İsveç'te aşırı sağcı politikacı Rasmus Paludan'ın Türkiye'nin Stockholm Büyükelçiliği önünde Kur'an yakması, Türkiye'nin sert tepkisine yol açtı. Bu olay, İsveç'in NATO'ya üyelik sürecini ciddi şekilde etkileyebilecek bir krize dönüştü.
Türkiye, İsveç'in NATO üyeliğine onay vermeden önce terörle mücadele konusunda somut adımlar atmasını bekliyor. Kur'an yakma eylemi, Türkiye'deki kamuoyunda büyük bir infiale neden oldu ve İsveç'e yönelik tepkileri artırdı. Cumhurbaşkanı Recep Tayyip Erdoğan, İsveç'in NATO üyeliği konusunda Türkiye'den destek beklememesini açıkça ifade etti.

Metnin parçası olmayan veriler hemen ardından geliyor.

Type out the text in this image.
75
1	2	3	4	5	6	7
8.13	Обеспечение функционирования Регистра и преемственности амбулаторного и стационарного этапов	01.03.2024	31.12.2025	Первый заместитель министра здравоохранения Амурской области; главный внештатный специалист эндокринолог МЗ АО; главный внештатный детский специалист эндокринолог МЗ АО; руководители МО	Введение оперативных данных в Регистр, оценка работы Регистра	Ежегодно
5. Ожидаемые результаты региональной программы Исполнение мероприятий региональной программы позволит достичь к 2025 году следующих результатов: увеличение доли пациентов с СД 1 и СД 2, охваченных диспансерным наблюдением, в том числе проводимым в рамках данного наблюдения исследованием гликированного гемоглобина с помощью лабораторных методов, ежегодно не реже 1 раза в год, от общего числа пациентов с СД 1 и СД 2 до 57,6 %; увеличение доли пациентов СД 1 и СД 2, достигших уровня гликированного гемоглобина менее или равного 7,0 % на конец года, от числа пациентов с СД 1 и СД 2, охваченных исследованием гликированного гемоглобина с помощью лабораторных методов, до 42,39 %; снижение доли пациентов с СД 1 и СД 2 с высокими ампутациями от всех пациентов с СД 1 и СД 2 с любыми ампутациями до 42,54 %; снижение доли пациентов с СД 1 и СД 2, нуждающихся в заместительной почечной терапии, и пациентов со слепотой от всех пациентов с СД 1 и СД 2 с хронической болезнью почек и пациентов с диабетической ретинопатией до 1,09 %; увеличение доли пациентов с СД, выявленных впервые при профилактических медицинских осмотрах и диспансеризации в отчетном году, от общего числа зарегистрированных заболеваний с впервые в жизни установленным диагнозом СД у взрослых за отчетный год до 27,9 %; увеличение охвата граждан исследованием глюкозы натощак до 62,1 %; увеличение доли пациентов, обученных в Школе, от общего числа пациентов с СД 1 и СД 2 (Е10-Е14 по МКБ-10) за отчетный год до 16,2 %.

İsveç Başbakanı Ulf Kristersson, Kur'an yakma eylemini kınadı ve ifade özgürlüğünün her şey anlamına gelmediğini belirtti. Ancak bu açıklama, Türkiye'nin tepkisini yatıştırmaya yetmedi. Dışişleri Bakanı Mevlüt Çavuşoğlu, İsveç'in terörle mücadele konusunda gerekli adımları atmadığını ve bu tür provokasyonlara izin vermesinin kabul edilemez olduğunu vurguladı.
NATO Genel Sekreteri Jens Stoltenberg, Türkiye ve İsveç arasındaki gerginliği azaltmak için diplomatik çabalarını sürdürüyor. Ancak, Kur'an yakma eyleminin yarattığı hasarın onarılması ve Türkiye'nin onayının alınması zorlu bir süreç gibi görünüyor.
Bu durum, Finlandiya'nın da NATO üyeliği sürecini etkileyebilir. Finlandiya, İsveç ile birlikte NATO'ya başvurmuştu ve iki ülkenin üyeliklerinin birlikte onaylanması bekleniyordu. Ancak, Türkiye'nin İsveç'e yönelik tutumu, Finlandiya'nın da NATO üyeliği sürecini belirsizliğe sürükleyebilir.